Total undergraduate charges for tuition, fees, room and board at Penn will increase 4.4 percent for the 2004-2005 academic year from $37,960 in 2003-2004 to $39,634 in 2004-2005. The increase was approved last Thursday by the Board of Trustees.

Tuition and general fees for undergraduate students for the 2004-2005 academic year will increase 4.8 percent, from $29,318 to $30,716; average room and board charges will increase 3.2 percent, from $8,642 to $8,918, yielding an increase in total charges of 4.4 percent.

Total charges at Penn for the 2004-2005 academic year are in line with those at other institutions in the Ivy League, based on charges already announced at Brown, Cornell, Dartmouth and Yale.

Penn will continue to maintain its longstanding need-blind admissions policy, which admits students based on academic achievement, without regard for their ability to pay. For those students who matriculate with a demonstrated financial need, Penn creates financial aid packages that meet the full extent of the students' need for a full four years.

The University is projecting an increase of 8.2 percent in its need-based undergraduate grants and scholarships in the coming year.

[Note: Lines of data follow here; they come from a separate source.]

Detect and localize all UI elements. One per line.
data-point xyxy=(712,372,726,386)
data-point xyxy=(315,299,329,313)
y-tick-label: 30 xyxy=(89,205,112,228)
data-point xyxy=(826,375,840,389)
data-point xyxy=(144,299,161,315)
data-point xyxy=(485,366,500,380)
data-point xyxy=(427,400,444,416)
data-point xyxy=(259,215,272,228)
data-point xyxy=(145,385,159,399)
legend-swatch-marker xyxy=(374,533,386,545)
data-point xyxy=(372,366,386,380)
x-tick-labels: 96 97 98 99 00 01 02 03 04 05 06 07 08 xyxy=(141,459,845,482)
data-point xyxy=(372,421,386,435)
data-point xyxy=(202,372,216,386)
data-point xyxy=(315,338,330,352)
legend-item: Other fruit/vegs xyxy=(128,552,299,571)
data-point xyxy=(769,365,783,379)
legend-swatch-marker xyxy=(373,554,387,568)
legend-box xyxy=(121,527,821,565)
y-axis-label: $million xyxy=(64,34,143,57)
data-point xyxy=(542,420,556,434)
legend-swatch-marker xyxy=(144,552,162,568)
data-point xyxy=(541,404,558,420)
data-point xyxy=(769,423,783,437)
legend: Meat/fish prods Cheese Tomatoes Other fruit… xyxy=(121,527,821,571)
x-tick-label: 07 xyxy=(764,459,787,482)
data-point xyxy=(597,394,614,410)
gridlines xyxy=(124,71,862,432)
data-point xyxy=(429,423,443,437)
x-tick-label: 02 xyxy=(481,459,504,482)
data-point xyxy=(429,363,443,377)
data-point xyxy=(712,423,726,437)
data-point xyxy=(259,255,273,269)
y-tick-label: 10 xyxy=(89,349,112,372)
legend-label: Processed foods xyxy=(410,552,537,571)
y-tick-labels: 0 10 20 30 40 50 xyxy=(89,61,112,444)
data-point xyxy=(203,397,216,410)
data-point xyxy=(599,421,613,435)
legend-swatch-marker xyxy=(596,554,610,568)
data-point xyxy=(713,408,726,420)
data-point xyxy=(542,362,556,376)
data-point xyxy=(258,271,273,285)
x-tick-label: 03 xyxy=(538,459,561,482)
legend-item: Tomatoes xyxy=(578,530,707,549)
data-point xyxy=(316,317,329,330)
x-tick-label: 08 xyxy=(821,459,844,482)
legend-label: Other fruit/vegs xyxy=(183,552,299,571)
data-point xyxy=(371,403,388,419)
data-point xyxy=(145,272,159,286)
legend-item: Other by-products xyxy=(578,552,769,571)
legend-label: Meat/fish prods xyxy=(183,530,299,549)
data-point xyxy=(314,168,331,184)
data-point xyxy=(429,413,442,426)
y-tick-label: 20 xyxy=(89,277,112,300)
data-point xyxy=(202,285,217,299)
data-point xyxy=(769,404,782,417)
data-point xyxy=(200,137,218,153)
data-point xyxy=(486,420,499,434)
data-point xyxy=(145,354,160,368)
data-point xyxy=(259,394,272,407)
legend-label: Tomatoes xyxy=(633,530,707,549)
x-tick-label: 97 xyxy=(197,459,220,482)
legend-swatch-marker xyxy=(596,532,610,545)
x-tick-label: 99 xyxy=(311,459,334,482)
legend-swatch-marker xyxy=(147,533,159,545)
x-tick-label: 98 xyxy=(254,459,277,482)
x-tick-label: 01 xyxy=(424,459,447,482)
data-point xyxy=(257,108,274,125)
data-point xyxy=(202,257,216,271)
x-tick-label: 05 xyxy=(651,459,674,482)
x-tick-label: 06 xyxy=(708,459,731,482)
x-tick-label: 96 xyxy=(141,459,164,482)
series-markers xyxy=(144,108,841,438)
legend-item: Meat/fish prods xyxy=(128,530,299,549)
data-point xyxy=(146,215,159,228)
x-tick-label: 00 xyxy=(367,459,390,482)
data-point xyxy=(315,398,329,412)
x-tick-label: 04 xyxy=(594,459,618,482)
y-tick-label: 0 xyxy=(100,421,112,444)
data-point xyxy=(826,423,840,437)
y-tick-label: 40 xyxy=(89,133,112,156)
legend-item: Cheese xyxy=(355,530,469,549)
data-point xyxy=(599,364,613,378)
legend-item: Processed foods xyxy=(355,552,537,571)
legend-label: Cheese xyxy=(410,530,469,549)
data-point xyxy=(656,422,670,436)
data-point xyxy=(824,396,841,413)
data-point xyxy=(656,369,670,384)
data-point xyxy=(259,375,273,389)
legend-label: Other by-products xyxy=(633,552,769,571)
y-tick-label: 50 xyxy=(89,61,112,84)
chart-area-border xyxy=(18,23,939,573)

Since 1997-1998, the percentage of the average freshman aid package met by grants has increased from 67.7 percent to 78.3 percent, while the average loan as a percentage of total aid has declined from 22.9 percent to 11.5 percent. The average freshman grant increased by 48 percent during this same period.

Roughly 40 percent of the University's aided freshmen will have their need met without any expected student loan.

Penn will continue, for the fifth year, the Summer Savings Waiver Program, which provides grants to offset the normal summer self-help work contribution requirement of students who participate in unpaid or low-paying community service or career-related activity over the summer.

Penn's resources are dedicated to achieving the goals of Building on Excellence: The Leadership Agenda, the University's guidelines for excellence through 2007.

These include:

  • Continuing recruitment of top faculty in social science, physical science, information science and the humanities;
  • Building upon Penn's special strengths to develop academic priorities that will include urbanism, the life sciences, technology innovation, a global strategy and innovative, interdisciplinary cultural programs and curricular development.
  • Sustaining excellence in all undergraduate education programs, through continued enhancements to Penn's innovative College House undergraduate residential living-learning program, in which undergraduate houses are led by resident faculty members and academic support services and student-led co-curricular programs are organized and provided in residence;
  • Defining the future of education by adapting Penn's pedagogical methods to the learning needs of current and future generations.
  • Developing further the physical, financial, operational and entrepreneurial capacities to sustain the academic enterprise.